The data entry form for each register entry allows you to record the following:

  •     Type: The Type of register entry i.e. either a Data Controller or Data Processor
  •     The status of this entry;
    •         New
    •         Active
    •         Under Review
    •         Suspended
    •         Pending Action
    •         Closed
  •     Title: e.g. Processing claims form on behalf of Company ABC.
  •     Details: Describe the purpose of the process and any other details e.g. Identify claims within warranty period.
  •     Controllers: The name and contact details of the controller and, where applicable, the joint controller, the controller's representative and the data protection officer.
  •     Processors: The name and contact details of the processor or processors and of each controller on behalf of which the processor is acting, and, where applicable, of the controller's or the processor's representative, and the data protection officer.
  •     Processing Safegaurds: Describe the ability to ensure the ongoing confidentiality, integrity, availability and resilience of processing systems and services e.g.

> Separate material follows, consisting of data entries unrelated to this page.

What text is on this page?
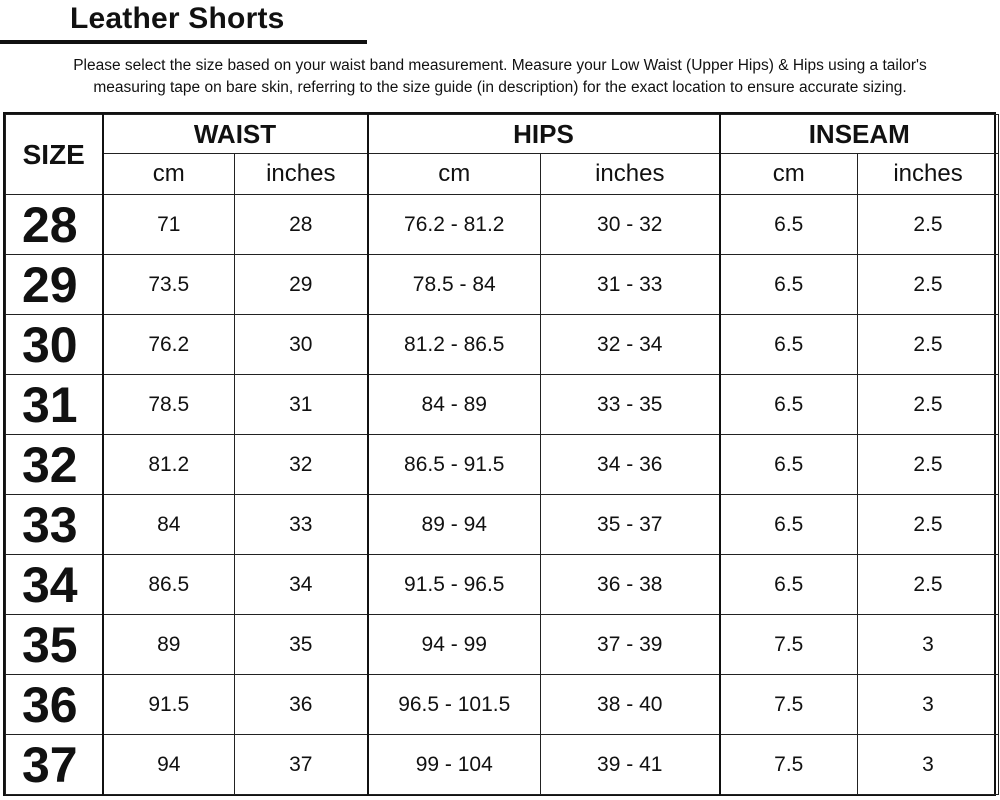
Leather Shorts
Please select the size based on your waist band measurement. Measure your Low Waist (Upper Hips) & Hips using a tailor's
measuring tape on bare skin, referring to the size guide (in description) for the exact location to ensure accurate sizing.
SIZE	WAIST		HIPS		INSEAM	
	cm	inches	cm	inches	cm	inches
28	71	28	76.2 - 81.2	30 - 32	6.5	2.5
29	73.5	29	78.5 - 84	31 - 33	6.5	2.5
30	76.2	30	81.2 - 86.5	32 - 34	6.5	2.5
31	78.5	31	84 - 89	33 - 35	6.5	2.5
32	81.2	32	86.5 - 91.5	34 - 36	6.5	2.5
33	84	33	89 - 94	35 - 37	6.5	2.5
34	86.5	34	91.5 - 96.5	36 - 38	6.5	2.5
35	89	35	94 - 99	37 - 39	7.5	3
36	91.5	36	96.5 - 101.5	38 - 40	7.5	3
37	94	37	99 - 104	39 - 41	7.5	3
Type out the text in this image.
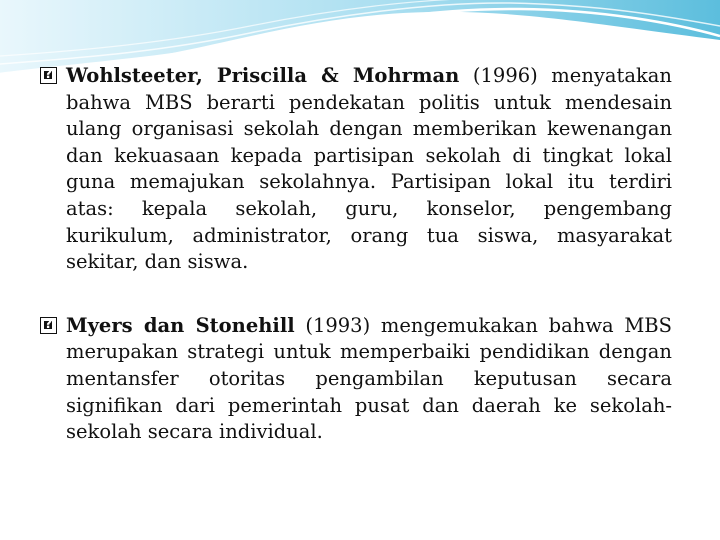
?
Wohlsteeter, Priscilla & Mohrman (1996) menyatakan bahwa MBS berarti pendekatan politis untuk mendesain ulang organisasi sekolah dengan memberikan kewenangan dan kekuasaan kepada partisipan sekolah di tingkat lokal guna memajukan sekolahnya. Partisipan lokal itu terdiri atas: kepala sekolah, guru, konselor, pengembang kurikulum, administrator, orang tua siswa, masyarakat sekitar, dan siswa.

?
Myers dan Stonehill (1993) mengemukakan bahwa MBS merupakan strategi untuk memperbaiki pendidikan dengan mentansfer otoritas pengambilan keputusan secara signifikan dari pemerintah pusat dan daerah ke sekolah-sekolah secara individual.
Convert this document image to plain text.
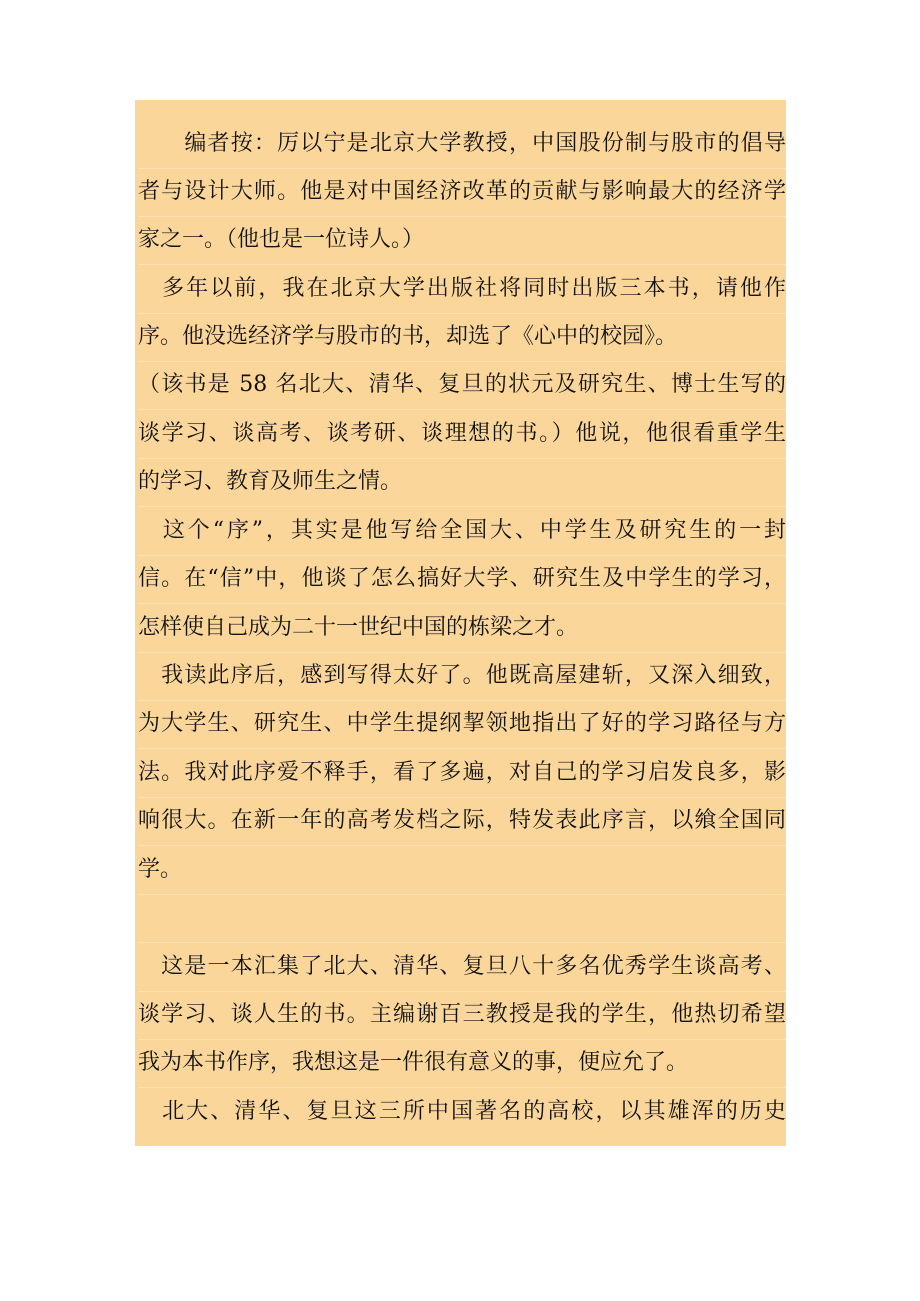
　　编者按：厉以宁是北京大学教授，中国股份制与股市的倡导
者与设计大师。他是对中国经济改革的贡献与影响最大的经济学
家之一。（他也是一位诗人。）
　多年以前，我在北京大学出版社将同时出版三本书，请他作
序。他没选经济学与股市的书，却选了《心中的校园》。
（该书是 58 名北大、清华、复旦的状元及研究生、博士生写的
谈学习、谈高考、谈考研、谈理想的书。）他说，他很看重学生
的学习、教育及师生之情。
　这个“序”，其实是他写给全国大、中学生及研究生的一封
信。在“信”中，他谈了怎么搞好大学、研究生及中学生的学习，
怎样使自己成为二十一世纪中国的栋梁之才。
　我读此序后，感到写得太好了。他既高屋建斩，又深入细致，
为大学生、研究生、中学生提纲挈领地指出了好的学习路径与方
法。我对此序爱不释手，看了多遍，对自己的学习启发良多，影
响很大。在新一年的高考发档之际，特发表此序言，以飨全国同
学。
　这是一本汇集了北大、清华、复旦八十多名优秀学生谈高考、
谈学习、谈人生的书。主编谢百三教授是我的学生，他热切希望
我为本书作序，我想这是一件很有意义的事，便应允了。
　北大、清华、复旦这三所中国著名的高校，以其雄浑的历史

Information Security Policy
  •     Security Measures: Describe the appropriate technical and organisational measures to ensure a level of security appropriate to the risk e.g.  Pseudonymisation, Encryption
  •     Notes:  Enter any additional notes.
  •     Actions: A log of all actions that were generated as part of this entry.
  •     Data Types: A selectable list of the types of data that this process will handle e.g. Financial Account
  •     Processing Types: A selectable list of the types of processing used e.g. Accounts
  •     Data Subject Types: A selectable list of data subjects being processed e.g. Customers
  •     Data Recipient Types: A selectable list of recipients of this processed data e.g. Suppliers

Additonal Information from the ICO:

What do we need to document under Article 30 of the GDPR?

You must document the following information:

  • The name and contact details of your organisation (and where applicable, of other controllers, your representative and your data protection officer).
  • The purposes of your processing.
  • A description of the categories of individuals and categories of personal data.
  • The categories of recipients of personal data.
  • Details of your transfers to third countries including documenting the transfer mechanism safeguards in place.
  • Retention schedules.
  • A description of your technical and organisational security measures.

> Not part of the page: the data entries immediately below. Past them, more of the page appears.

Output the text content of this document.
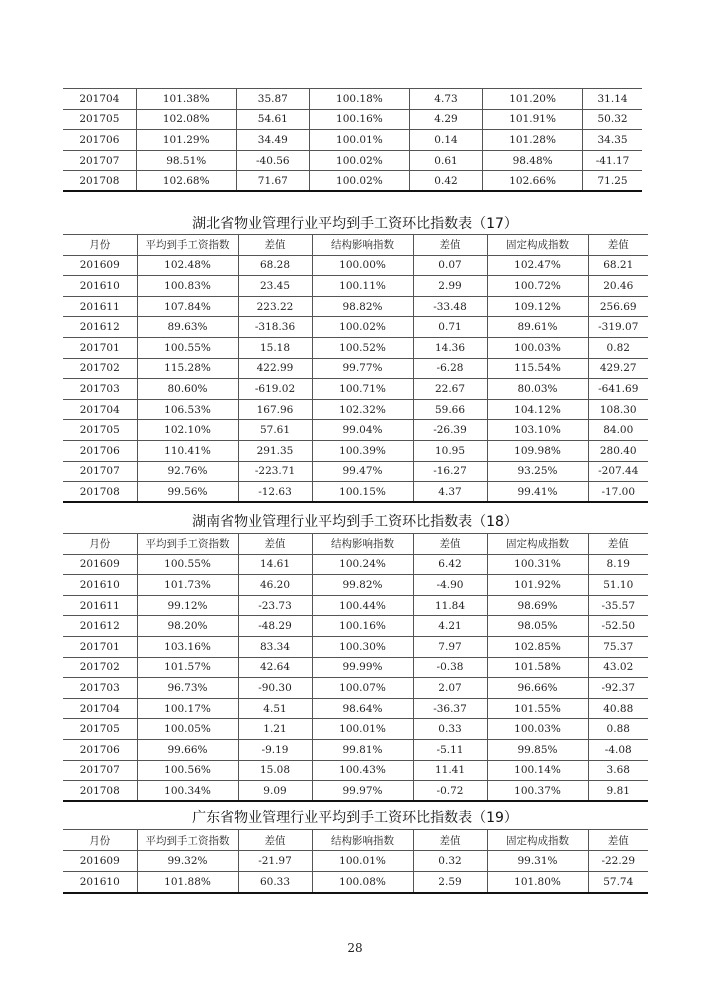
201704	101.38%	35.87	100.18%	4.73	101.20%	31.14
201705	102.08%	54.61	100.16%	4.29	101.91%	50.32
201706	101.29%	34.49	100.01%	0.14	101.28%	34.35
201707	98.51%	-40.56	100.02%	0.61	98.48%	-41.17
201708	102.68%	71.67	100.02%	0.42	102.66%	71.25
湖北省物业管理行业平均到手工资环比指数表（17）
月份	平均到手工资指数	差值	结构影响指数	差值	固定构成指数	差值
201609	102.48%	68.28	100.00%	0.07	102.47%	68.21
201610	100.83%	23.45	100.11%	2.99	100.72%	20.46
201611	107.84%	223.22	98.82%	-33.48	109.12%	256.69
201612	89.63%	-318.36	100.02%	0.71	89.61%	-319.07
201701	100.55%	15.18	100.52%	14.36	100.03%	0.82
201702	115.28%	422.99	99.77%	-6.28	115.54%	429.27
201703	80.60%	-619.02	100.71%	22.67	80.03%	-641.69
201704	106.53%	167.96	102.32%	59.66	104.12%	108.30
201705	102.10%	57.61	99.04%	-26.39	103.10%	84.00
201706	110.41%	291.35	100.39%	10.95	109.98%	280.40
201707	92.76%	-223.71	99.47%	-16.27	93.25%	-207.44
201708	99.56%	-12.63	100.15%	4.37	99.41%	-17.00
湖南省物业管理行业平均到手工资环比指数表（18）
月份	平均到手工资指数	差值	结构影响指数	差值	固定构成指数	差值
201609	100.55%	14.61	100.24%	6.42	100.31%	8.19
201610	101.73%	46.20	99.82%	-4.90	101.92%	51.10
201611	99.12%	-23.73	100.44%	11.84	98.69%	-35.57
201612	98.20%	-48.29	100.16%	4.21	98.05%	-52.50
201701	103.16%	83.34	100.30%	7.97	102.85%	75.37
201702	101.57%	42.64	99.99%	-0.38	101.58%	43.02
201703	96.73%	-90.30	100.07%	2.07	96.66%	-92.37
201704	100.17%	4.51	98.64%	-36.37	101.55%	40.88
201705	100.05%	1.21	100.01%	0.33	100.03%	0.88
201706	99.66%	-9.19	99.81%	-5.11	99.85%	-4.08
201707	100.56%	15.08	100.43%	11.41	100.14%	3.68
201708	100.34%	9.09	99.97%	-0.72	100.37%	9.81
广东省物业管理行业平均到手工资环比指数表（19）
月份	平均到手工资指数	差值	结构影响指数	差值	固定构成指数	差值
201609	99.32%	-21.97	100.01%	0.32	99.31%	-22.29
201610	101.88%	60.33	100.08%	2.59	101.80%	57.74
28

Should we document anything else?

As part of your record of processing activities, it can be useful to document (or link to documentation of) other aspects of your compliance with the GDPR and the UK’s Data Protection Bill. Such documentation may include:

  • information required for privacy notices, such as:
    • the lawful basis for the processing
    • the legitimate interests for the processing
    • individuals’ rights
    • the existence of automated decision-making, including profiling
    • the source of the personal data;
  • records of consent;
  • controller-processor contracts;
  • the location of personal data;
  • Data Protection Impact Assessment reports;
  • records of personal data breaches;
  • information required for processing special category data or criminal conviction and offence data under the Data Protection Bill, covering:
    • the condition for processing in the Data Protection Bill
    • the lawful basis for the processing in the GDPR
    • your retention and erasure policy document.

How do we document our processing activities?

  • Doing an information audit or data-mapping exercise can help you find out what personal data your organisation holds and where it is.
  • You can find out why personal data is used, who it is shared with and how long it is kept by distributing questionnaires to relevant areas of your organisation, meeting directly with key business functions, and reviewing policies, procedures, contracts and agreements.
  • When documenting your findings, the records you keep must be in writing. The information must be documented in a granular and meaningful way.